Seeing double —

Daily Telescope: Lucy finds not one but two diamonds in the sky

"The fact that it is two makes it even more exciting."

This image shows the “moonrise” of the satellite as it emerges from behind asteroid Dinkinesh as seen by the Lucy Long-Range Reconnaissance Imager.
Enlarge / This image shows the “moonrise” of the satellite as it emerges from behind asteroid Dinkinesh as seen by the Lucy Long-Range Reconnaissance Imager.
NASA/Goddard/SwRI/Johns Hopkins APL/NOAO
Welcome to the Daily Telescope. There is a little too much darkness in this world and not enough light; a little too much pseudoscience and not enough science. We'll let other publications offer you a daily horoscope. At Ars Technica, we're going to take a different route, finding inspiration from very real images of a universe that is filled with stars and wonder.

Good morning. It is November 3, and today we have a treat from NASA. A couple of days ago I wrote about NASA's Lucy mission preparing to fly by its first asteroid target, the small main-belt asteroid Dinkinesh. Now, it is complete.

This flyby was not so much about the science but rather proving the capability of the spacecraft to point its instruments and take data while whizzing by an asteroid. In this case, Lucy zoomed by Dinkinesh at a speed of 10,000 mph (4,470 meters per second). And, as can be seen from the first images returned by Lucy, the spacecraft succeeded.

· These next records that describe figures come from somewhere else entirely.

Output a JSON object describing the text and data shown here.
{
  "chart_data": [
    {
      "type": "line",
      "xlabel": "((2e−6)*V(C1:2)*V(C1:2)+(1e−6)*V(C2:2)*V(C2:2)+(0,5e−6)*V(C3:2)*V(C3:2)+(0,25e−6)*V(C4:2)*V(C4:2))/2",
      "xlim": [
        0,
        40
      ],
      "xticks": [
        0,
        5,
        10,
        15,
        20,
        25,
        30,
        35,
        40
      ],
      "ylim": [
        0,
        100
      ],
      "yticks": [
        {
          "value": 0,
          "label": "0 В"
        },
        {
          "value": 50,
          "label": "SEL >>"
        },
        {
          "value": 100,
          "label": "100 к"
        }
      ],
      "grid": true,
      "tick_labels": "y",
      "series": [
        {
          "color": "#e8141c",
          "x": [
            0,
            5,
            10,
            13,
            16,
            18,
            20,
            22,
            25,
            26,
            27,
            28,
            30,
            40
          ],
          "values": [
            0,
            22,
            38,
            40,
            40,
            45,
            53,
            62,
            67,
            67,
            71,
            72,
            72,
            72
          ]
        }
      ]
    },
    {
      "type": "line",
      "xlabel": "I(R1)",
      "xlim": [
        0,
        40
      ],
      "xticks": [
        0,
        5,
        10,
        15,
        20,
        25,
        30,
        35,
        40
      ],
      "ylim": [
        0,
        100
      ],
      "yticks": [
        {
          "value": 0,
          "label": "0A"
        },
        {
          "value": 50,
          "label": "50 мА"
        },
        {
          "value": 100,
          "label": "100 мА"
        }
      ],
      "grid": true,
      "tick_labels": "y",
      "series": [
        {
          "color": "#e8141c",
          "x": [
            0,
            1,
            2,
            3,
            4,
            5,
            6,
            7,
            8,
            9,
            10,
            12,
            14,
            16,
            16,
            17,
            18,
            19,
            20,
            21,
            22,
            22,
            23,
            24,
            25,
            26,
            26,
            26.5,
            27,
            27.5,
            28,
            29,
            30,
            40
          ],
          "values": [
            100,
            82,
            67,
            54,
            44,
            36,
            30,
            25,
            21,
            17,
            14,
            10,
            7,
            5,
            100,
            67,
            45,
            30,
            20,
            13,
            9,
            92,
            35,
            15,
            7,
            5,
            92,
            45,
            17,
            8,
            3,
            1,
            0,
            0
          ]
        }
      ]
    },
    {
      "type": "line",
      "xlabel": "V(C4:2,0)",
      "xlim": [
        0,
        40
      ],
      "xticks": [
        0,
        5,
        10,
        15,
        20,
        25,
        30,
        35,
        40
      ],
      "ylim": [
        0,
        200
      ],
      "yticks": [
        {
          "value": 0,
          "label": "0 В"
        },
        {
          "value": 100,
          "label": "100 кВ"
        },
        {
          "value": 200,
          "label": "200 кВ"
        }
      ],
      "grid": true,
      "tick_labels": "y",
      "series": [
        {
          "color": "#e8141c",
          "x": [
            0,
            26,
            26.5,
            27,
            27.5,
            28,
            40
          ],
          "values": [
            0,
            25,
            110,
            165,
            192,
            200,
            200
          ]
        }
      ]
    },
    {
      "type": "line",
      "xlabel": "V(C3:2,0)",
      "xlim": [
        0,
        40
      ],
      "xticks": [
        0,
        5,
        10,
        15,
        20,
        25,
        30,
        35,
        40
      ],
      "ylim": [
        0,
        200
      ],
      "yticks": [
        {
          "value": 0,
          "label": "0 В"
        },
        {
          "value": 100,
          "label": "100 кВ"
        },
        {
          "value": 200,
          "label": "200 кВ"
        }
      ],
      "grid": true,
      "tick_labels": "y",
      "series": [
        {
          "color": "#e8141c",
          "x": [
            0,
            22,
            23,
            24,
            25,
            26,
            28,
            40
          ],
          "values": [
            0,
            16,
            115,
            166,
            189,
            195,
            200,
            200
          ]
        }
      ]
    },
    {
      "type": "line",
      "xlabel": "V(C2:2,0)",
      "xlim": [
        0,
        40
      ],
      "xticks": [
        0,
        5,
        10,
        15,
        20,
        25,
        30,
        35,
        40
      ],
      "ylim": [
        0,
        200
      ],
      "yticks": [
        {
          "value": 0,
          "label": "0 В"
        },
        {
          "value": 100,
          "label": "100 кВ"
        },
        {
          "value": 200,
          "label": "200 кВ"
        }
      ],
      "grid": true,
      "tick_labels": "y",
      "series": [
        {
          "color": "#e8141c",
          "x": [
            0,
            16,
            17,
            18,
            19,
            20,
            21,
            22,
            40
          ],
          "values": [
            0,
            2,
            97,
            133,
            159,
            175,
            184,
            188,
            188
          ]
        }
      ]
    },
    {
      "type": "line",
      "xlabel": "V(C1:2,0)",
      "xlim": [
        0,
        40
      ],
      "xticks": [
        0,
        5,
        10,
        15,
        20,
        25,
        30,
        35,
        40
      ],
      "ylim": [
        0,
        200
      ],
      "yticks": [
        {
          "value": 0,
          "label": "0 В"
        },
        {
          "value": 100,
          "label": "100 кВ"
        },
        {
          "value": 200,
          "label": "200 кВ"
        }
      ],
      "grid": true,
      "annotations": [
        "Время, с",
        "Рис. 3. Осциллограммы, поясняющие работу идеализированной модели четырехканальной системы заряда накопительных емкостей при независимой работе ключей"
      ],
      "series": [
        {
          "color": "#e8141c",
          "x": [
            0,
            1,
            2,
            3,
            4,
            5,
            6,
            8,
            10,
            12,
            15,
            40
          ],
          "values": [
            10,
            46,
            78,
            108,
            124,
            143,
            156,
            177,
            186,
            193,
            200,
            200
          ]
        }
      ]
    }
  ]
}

In fact, the spacecraft surprised astronomers by revealing that Dinkinesh is not a single asteroid but rather a binary pair. From a preliminary analysis of the first available images, according to NASA, the team estimates that the larger body is approximately 0.5 miles (790 m) at its widest, while the smaller is about 0.15 miles (220 m) in size.

"We knew this was going to be the smallest main-belt asteroid ever seen up close," said Keith Noll, Lucy project scientist from NASA’s Goddard Space Flight Center. "The fact that it is two makes it even more exciting. In some ways these asteroids look similar to the near-Earth asteroid binary Didymos and Dimorphos that DART saw, but there are some really interesting differences that we will be investigating."

Have a great weekend, everyone, even if it probably won't be as great as the Lucy mission scientists' as they continue to downlink data from the asteroid encounter.